The tech industry calls for more tax breaks, investment in skills and the Internet of Things in anticipation of Chancellor of the Exchequer George Osborne delivering his Autumn Statement to the House of Commons today.


Investment in the Internet of Things (IoT), IT skills, start-ups and tax breaks are just some of the things that the tech industry hopes that chancellor George Osborne will announce in his Autumn Statement to the House of Commons today.

The statement acts as a sort of ‘mini-Budget’ before next March and will provide an update on the government’s economic plans.

Plans unveiled in this year’s budget included a new big data institute, support for commercialisation of next generation ‘wonder’ material graphene and 100,000 new apprenticeships.

However many in the IT and technology sector felt the announcement lacked detail and had neglected important issues.

We asked what they would like to see on the chancellor’s agenda today.

Internet of Things funding

IT industry association techUK said it would like to see the chancellor invest in the Internet of Things (IoT) sector in the UK, to make the most of a major opportunity to get ahead globally.

Head of policy Charlotte Holloway said: “Other countries are investing in this. For example India has said it wants to create an IoT industry worth $15 billion by 2020.

“So we’re looking to the chancellor to make an investment in IoT in the UK to help make us a global leader. We’ve got all the ingredients in place but we need more from the government, for example backing major research projects.”

techUK added the government should establish 10-year budget cycles “to create a long-term funding base for science and innovation growth”.


Work to address the tech skills gap, a common bugbear of IT firms, is on the wish list for many companies today.

Michael Whitfield, CEO of software company Thomsons Online Benefits, said the shortage of tech skills in the UK is one of the firm’s biggest challenges and he’d like to see action from Osborne.

He suggested tax breaks could be offered to employers that sponsor IT students through university, or get apprentices and talented school leavers into the workplace.

Whitfield warned failure to ensure the UK has the necessary tech talent will “leave companies like Thomsons looking abroad for employees, and failing to make their maximum contribution to the British economy”.

Holloway also highlighted the importance of skills. She said: “We’re looking for action on STEM [science, technology, engineering and mathematics] skills. We think the chancellor could do more.
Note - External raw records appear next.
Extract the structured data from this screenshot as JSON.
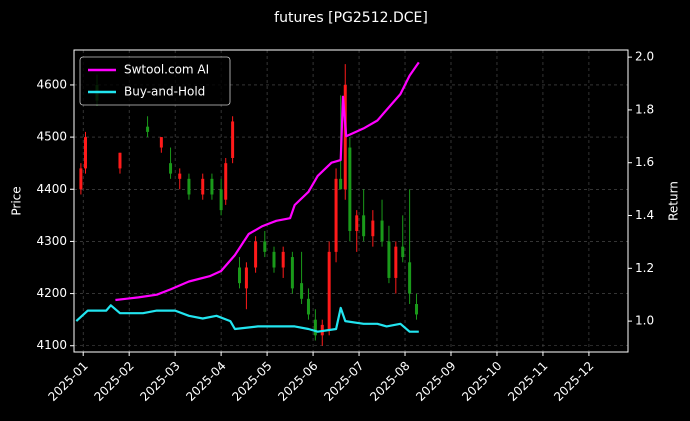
{
  "chart_data": {
    "type": "candlestick",
    "title": "futures [PG2512.DCE]",
    "ylabel": "Price",
    "y2label": "Return",
    "xlim": [
      -0.2,
      11.85
    ],
    "xticks": [
      {
        "value": 0,
        "label": "2025-01"
      },
      {
        "value": 1,
        "label": "2025-02"
      },
      {
        "value": 2,
        "label": "2025-03"
      },
      {
        "value": 3,
        "label": "2025-04"
      },
      {
        "value": 4,
        "label": "2025-05"
      },
      {
        "value": 5,
        "label": "2025-06"
      },
      {
        "value": 6,
        "label": "2025-07"
      },
      {
        "value": 7,
        "label": "2025-08"
      },
      {
        "value": 8,
        "label": "2025-09"
      },
      {
        "value": 9,
        "label": "2025-10"
      },
      {
        "value": 10,
        "label": "2025-11"
      },
      {
        "value": 11,
        "label": "2025-12"
      }
    ],
    "ylim": [
      4088,
      4667
    ],
    "yticks": [
      4100,
      4200,
      4300,
      4400,
      4500,
      4600
    ],
    "y2lim": [
      0.883,
      2.027
    ],
    "y2ticks": [
      {
        "value": 1.0,
        "label": "1.0"
      },
      1.2,
      1.4,
      1.6,
      1.8,
      {
        "value": 2.0,
        "label": "2.0"
      }
    ],
    "grid": true,
    "legend": "upper left",
    "up_color": "#ff1a1a",
    "down_color": "#1a9a1a",
    "candles": {
      "x": [
        -0.05,
        0.05,
        0.3,
        0.8,
        1.4,
        1.7,
        1.9,
        2.1,
        2.3,
        2.6,
        2.8,
        3.0,
        3.1,
        3.25,
        3.4,
        3.55,
        3.75,
        3.95,
        4.15,
        4.35,
        4.55,
        4.75,
        4.9,
        5.05,
        5.2,
        5.35,
        5.5,
        5.6,
        5.7,
        5.8,
        5.95,
        6.1,
        6.3,
        6.5,
        6.65,
        6.8,
        6.95,
        7.1,
        7.25
      ],
      "open": [
        4400,
        4440,
        4600,
        4440,
        4520,
        4480,
        4450,
        4420,
        4420,
        4390,
        4420,
        4400,
        4380,
        4460,
        4250,
        4210,
        4250,
        4300,
        4280,
        4250,
        4270,
        4220,
        4190,
        4150,
        4120,
        4130,
        4280,
        4420,
        4400,
        4480,
        4320,
        4350,
        4310,
        4340,
        4300,
        4230,
        4290,
        4260,
        4180
      ],
      "high": [
        4450,
        4510,
        4620,
        4470,
        4540,
        4500,
        4480,
        4440,
        4430,
        4430,
        4430,
        4420,
        4460,
        4540,
        4270,
        4260,
        4310,
        4320,
        4290,
        4290,
        4280,
        4280,
        4210,
        4170,
        4150,
        4300,
        4440,
        4580,
        4640,
        4500,
        4360,
        4400,
        4360,
        4380,
        4330,
        4300,
        4350,
        4400,
        4200
      ],
      "low": [
        4390,
        4430,
        4560,
        4430,
        4500,
        4470,
        4420,
        4400,
        4380,
        4380,
        4380,
        4350,
        4370,
        4450,
        4210,
        4170,
        4240,
        4270,
        4240,
        4230,
        4200,
        4180,
        4150,
        4110,
        4100,
        4120,
        4260,
        4400,
        4380,
        4300,
        4280,
        4300,
        4290,
        4290,
        4220,
        4200,
        4260,
        4180,
        4150
      ],
      "close": [
        4440,
        4500,
        4570,
        4470,
        4510,
        4500,
        4430,
        4430,
        4390,
        4420,
        4390,
        4360,
        4450,
        4530,
        4220,
        4250,
        4300,
        4280,
        4250,
        4280,
        4210,
        4190,
        4160,
        4120,
        4140,
        4280,
        4420,
        4400,
        4600,
        4320,
        4350,
        4310,
        4340,
        4300,
        4230,
        4290,
        4270,
        4200,
        4160
      ]
    },
    "series": [
      {
        "name": "Swtool.com AI",
        "color": "#ff00ff",
        "axis": "y2",
        "x": [
          0.7,
          1.2,
          1.6,
          1.9,
          2.3,
          2.75,
          3.0,
          3.3,
          3.6,
          3.9,
          4.2,
          4.5,
          4.6,
          4.9,
          5.1,
          5.4,
          5.6,
          5.65,
          5.72,
          6.1,
          6.4,
          6.6,
          6.9,
          7.1,
          7.3
        ],
        "values": [
          1.08,
          1.09,
          1.1,
          1.12,
          1.15,
          1.17,
          1.19,
          1.25,
          1.33,
          1.36,
          1.38,
          1.39,
          1.44,
          1.49,
          1.55,
          1.6,
          1.61,
          1.85,
          1.7,
          1.73,
          1.76,
          1.8,
          1.86,
          1.93,
          1.98
        ]
      },
      {
        "name": "Buy-and-Hold",
        "color": "#22e5f0",
        "axis": "y2",
        "x": [
          -0.15,
          0.1,
          0.5,
          0.6,
          0.8,
          1.3,
          1.6,
          2.0,
          2.3,
          2.6,
          2.9,
          3.2,
          3.3,
          3.8,
          4.2,
          4.6,
          4.9,
          5.1,
          5.5,
          5.6,
          5.7,
          6.1,
          6.4,
          6.6,
          6.9,
          7.1,
          7.3
        ],
        "values": [
          1.0,
          1.04,
          1.04,
          1.06,
          1.03,
          1.03,
          1.04,
          1.04,
          1.02,
          1.01,
          1.02,
          1.0,
          0.97,
          0.98,
          0.98,
          0.98,
          0.97,
          0.96,
          0.97,
          1.05,
          1.0,
          0.99,
          0.99,
          0.98,
          0.99,
          0.96,
          0.96
        ]
      }
    ]
  }
}
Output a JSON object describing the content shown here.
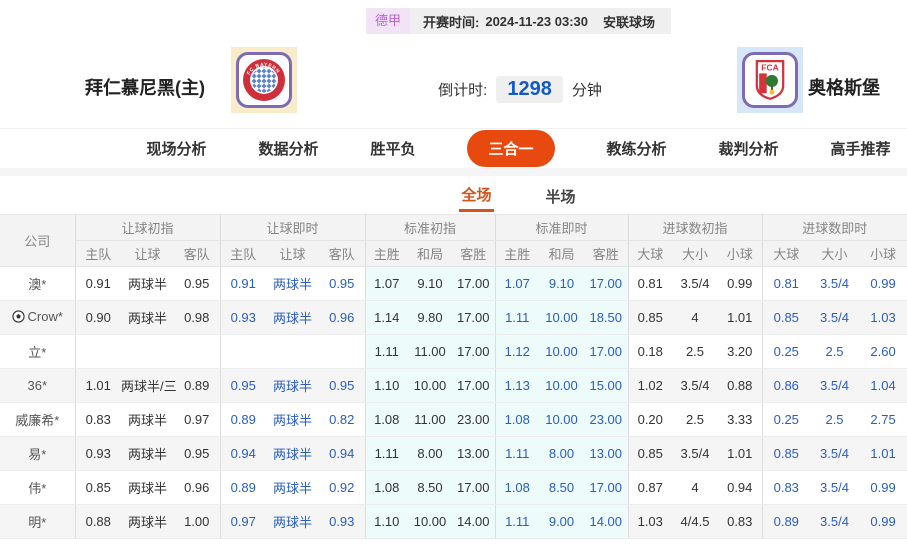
{
  "match_bar": {
    "league": "德甲",
    "kickoff_label": "开赛时间:",
    "kickoff_time": "2024-11-23 03:30",
    "venue": "安联球场"
  },
  "teams": {
    "home": {
      "name": "拜仁慕尼黑(主)",
      "crest_text": "FC BAYERN"
    },
    "away": {
      "name": "奥格斯堡",
      "crest_text": "FCA"
    }
  },
  "countdown": {
    "label": "倒计时:",
    "value": "1298",
    "unit": "分钟"
  },
  "tabs": [
    {
      "label": "现场分析",
      "active": false
    },
    {
      "label": "数据分析",
      "active": false
    },
    {
      "label": "胜平负",
      "active": false
    },
    {
      "label": "三合一",
      "active": true
    },
    {
      "label": "教练分析",
      "active": false
    },
    {
      "label": "裁判分析",
      "active": false
    },
    {
      "label": "高手推荐",
      "active": false
    }
  ],
  "subtabs": [
    {
      "label": "全场",
      "active": true
    },
    {
      "label": "半场",
      "active": false
    }
  ],
  "table": {
    "company_header": "公司",
    "groups": [
      {
        "label": "让球初指",
        "cols": [
          "主队",
          "让球",
          "客队"
        ]
      },
      {
        "label": "让球即时",
        "cols": [
          "主队",
          "让球",
          "客队"
        ]
      },
      {
        "label": "标准初指",
        "cols": [
          "主胜",
          "和局",
          "客胜"
        ]
      },
      {
        "label": "标准即时",
        "cols": [
          "主胜",
          "和局",
          "客胜"
        ]
      },
      {
        "label": "进球数初指",
        "cols": [
          "大球",
          "大小",
          "小球"
        ]
      },
      {
        "label": "进球数即时",
        "cols": [
          "大球",
          "大小",
          "小球"
        ]
      }
    ],
    "rows": [
      {
        "company": "澳*",
        "has_icon": false,
        "cells": [
          "0.91",
          "两球半",
          "0.95",
          "0.91",
          "两球半",
          "0.95",
          "1.07",
          "9.10",
          "17.00",
          "1.07",
          "9.10",
          "17.00",
          "0.81",
          "3.5/4",
          "0.99",
          "0.81",
          "3.5/4",
          "0.99"
        ]
      },
      {
        "company": "Crow*",
        "has_icon": true,
        "cells": [
          "0.90",
          "两球半",
          "0.98",
          "0.93",
          "两球半",
          "0.96",
          "1.14",
          "9.80",
          "17.00",
          "1.11",
          "10.00",
          "18.50",
          "0.85",
          "4",
          "1.01",
          "0.85",
          "3.5/4",
          "1.03"
        ]
      },
      {
        "company": "立*",
        "has_icon": false,
        "cells": [
          "",
          "",
          "",
          "",
          "",
          "",
          "1.11",
          "11.00",
          "17.00",
          "1.12",
          "10.00",
          "17.00",
          "0.18",
          "2.5",
          "3.20",
          "0.25",
          "2.5",
          "2.60"
        ]
      },
      {
        "company": "36*",
        "has_icon": false,
        "cells": [
          "1.01",
          "两球半/三",
          "0.89",
          "0.95",
          "两球半",
          "0.95",
          "1.10",
          "10.00",
          "17.00",
          "1.13",
          "10.00",
          "15.00",
          "1.02",
          "3.5/4",
          "0.88",
          "0.86",
          "3.5/4",
          "1.04"
        ]
      },
      {
        "company": "威廉希*",
        "has_icon": false,
        "cells": [
          "0.83",
          "两球半",
          "0.97",
          "0.89",
          "两球半",
          "0.82",
          "1.08",
          "11.00",
          "23.00",
          "1.08",
          "10.00",
          "23.00",
          "0.20",
          "2.5",
          "3.33",
          "0.25",
          "2.5",
          "2.75"
        ]
      },
      {
        "company": "易*",
        "has_icon": false,
        "cells": [
          "0.93",
          "两球半",
          "0.95",
          "0.94",
          "两球半",
          "0.94",
          "1.11",
          "8.00",
          "13.00",
          "1.11",
          "8.00",
          "13.00",
          "0.85",
          "3.5/4",
          "1.01",
          "0.85",
          "3.5/4",
          "1.01"
        ]
      },
      {
        "company": "伟*",
        "has_icon": false,
        "cells": [
          "0.85",
          "两球半",
          "0.96",
          "0.89",
          "两球半",
          "0.92",
          "1.08",
          "8.50",
          "17.00",
          "1.08",
          "8.50",
          "17.00",
          "0.87",
          "4",
          "0.94",
          "0.83",
          "3.5/4",
          "0.99"
        ]
      },
      {
        "company": "明*",
        "has_icon": false,
        "cells": [
          "0.88",
          "两球半",
          "1.00",
          "0.97",
          "两球半",
          "0.93",
          "1.10",
          "10.00",
          "14.00",
          "1.11",
          "9.00",
          "14.00",
          "1.03",
          "4/4.5",
          "0.83",
          "0.89",
          "3.5/4",
          "0.99"
        ]
      }
    ]
  },
  "colors": {
    "accent_orange": "#e8490e",
    "subtab_orange": "#d4531c",
    "live_blue": "#2a5dc0",
    "countdown_blue": "#1558c8",
    "cyan_column_bg": "#eefbfb",
    "league_badge_text": "#bb63d6",
    "league_badge_bg": "#f2e3f6"
  }
}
We want him to incentivise domestic talent in the UK, especially at Masters level.”

Support for start-ups

Simon Hill, CEO of ideas management software firm Wazoku, would like to see more support for start-ups around cash flow.

He said: “Raising capital and ongoing cash flow remain the biggest issues for most start-ups, so an expansion of the Enterprise Investment Scheme and Seed Enterprise Investment Scheme to facilitate investments more readily via trusts and pensions, would be a real help to early stage businesses.”
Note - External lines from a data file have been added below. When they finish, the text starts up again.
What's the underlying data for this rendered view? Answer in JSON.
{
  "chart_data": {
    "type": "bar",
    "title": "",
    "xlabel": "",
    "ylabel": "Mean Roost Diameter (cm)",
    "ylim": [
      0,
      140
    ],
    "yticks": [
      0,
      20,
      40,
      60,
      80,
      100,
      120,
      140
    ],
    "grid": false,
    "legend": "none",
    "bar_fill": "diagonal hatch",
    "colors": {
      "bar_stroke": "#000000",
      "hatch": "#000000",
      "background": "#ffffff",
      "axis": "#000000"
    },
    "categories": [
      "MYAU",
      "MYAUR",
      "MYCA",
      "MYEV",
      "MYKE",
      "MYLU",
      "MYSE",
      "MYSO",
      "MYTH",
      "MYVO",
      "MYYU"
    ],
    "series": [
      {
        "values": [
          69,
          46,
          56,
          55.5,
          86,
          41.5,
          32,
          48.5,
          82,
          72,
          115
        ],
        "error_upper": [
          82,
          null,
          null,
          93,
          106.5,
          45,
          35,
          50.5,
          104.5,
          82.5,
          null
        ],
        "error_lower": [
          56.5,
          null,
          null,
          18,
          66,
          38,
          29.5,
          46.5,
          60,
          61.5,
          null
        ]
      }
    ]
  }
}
Financial services giant KPMG said small businesses were being put off seeking funding by a fragmented and difficult-to-navigate marketplace.

Iain Moffatt, head of KPMG Enterprise, said: “Greater clarity around or a simplification of the myriad of schemes and incentives available would be incredibly welcome.”
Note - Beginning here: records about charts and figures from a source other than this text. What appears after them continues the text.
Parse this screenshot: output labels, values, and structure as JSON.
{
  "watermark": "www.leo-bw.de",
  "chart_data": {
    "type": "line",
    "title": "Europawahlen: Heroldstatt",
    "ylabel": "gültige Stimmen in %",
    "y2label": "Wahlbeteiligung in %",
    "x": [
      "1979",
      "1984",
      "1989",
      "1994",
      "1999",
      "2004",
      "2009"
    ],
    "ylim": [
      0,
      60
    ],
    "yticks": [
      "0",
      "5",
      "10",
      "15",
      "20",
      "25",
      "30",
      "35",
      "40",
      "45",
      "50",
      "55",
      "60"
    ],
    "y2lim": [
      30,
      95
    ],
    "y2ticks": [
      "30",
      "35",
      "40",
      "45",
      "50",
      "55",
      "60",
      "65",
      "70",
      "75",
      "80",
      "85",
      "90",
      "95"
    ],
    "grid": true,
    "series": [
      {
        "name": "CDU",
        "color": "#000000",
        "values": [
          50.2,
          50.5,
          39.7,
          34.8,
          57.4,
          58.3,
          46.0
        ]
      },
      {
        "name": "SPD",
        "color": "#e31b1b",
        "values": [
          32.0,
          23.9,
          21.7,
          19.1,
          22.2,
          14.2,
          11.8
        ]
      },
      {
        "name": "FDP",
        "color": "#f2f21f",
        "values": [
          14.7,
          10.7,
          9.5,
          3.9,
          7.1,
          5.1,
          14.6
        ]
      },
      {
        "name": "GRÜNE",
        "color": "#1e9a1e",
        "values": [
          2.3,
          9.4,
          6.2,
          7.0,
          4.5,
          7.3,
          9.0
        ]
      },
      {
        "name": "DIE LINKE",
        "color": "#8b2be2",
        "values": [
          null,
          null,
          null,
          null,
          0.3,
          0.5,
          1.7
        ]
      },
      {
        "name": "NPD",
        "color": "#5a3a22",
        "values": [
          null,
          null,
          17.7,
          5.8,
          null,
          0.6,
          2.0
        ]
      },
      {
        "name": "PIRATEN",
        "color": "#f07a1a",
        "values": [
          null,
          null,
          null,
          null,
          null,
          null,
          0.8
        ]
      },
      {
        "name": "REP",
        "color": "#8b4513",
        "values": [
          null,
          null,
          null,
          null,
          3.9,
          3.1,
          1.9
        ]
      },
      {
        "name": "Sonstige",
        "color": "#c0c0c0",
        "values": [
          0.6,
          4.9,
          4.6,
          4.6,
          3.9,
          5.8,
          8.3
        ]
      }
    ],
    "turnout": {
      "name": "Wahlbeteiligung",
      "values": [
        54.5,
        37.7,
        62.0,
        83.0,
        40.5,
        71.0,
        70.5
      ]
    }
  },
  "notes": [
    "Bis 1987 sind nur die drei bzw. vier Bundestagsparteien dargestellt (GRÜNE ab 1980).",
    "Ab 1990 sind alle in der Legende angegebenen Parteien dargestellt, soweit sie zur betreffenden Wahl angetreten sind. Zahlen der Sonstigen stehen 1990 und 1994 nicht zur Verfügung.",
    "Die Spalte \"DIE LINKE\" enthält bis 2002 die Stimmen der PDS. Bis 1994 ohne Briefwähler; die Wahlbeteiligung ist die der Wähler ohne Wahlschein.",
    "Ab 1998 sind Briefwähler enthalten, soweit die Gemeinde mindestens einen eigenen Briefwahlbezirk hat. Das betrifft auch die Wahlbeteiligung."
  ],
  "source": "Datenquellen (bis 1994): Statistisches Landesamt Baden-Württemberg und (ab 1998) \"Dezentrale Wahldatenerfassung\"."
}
Holloway agrees that help for SMEs is in order. She suggested boosting the Small Business Research Initiative (SBRI). The SBRI is a government scheme worth £200 million to public sector challenges with innovative ideas from SMEs.

Holloway said: “We called for its funding to be doubled in our manifesto. It represents a real opportunity to focus on high-growth companies, start-ups and firms doing very innovative things with the public sector.”

Cut business rates

Telecoms repair company Comtek and cloud accounting technology firm Xero suggested tax relief could be one route to help tech firms.

Xero said it wants the current business rate relief (for businesses with a rateable value of below £18,000 a year) to be doubled beyond March 2015.

Comtek went even further, calling for the government to “overhaul the entire process” of business rates rather than just provide relief for certain organisations.

TechUK added that it backed the CBI’s call for the government to ‘supercharge’ research and development tax credits.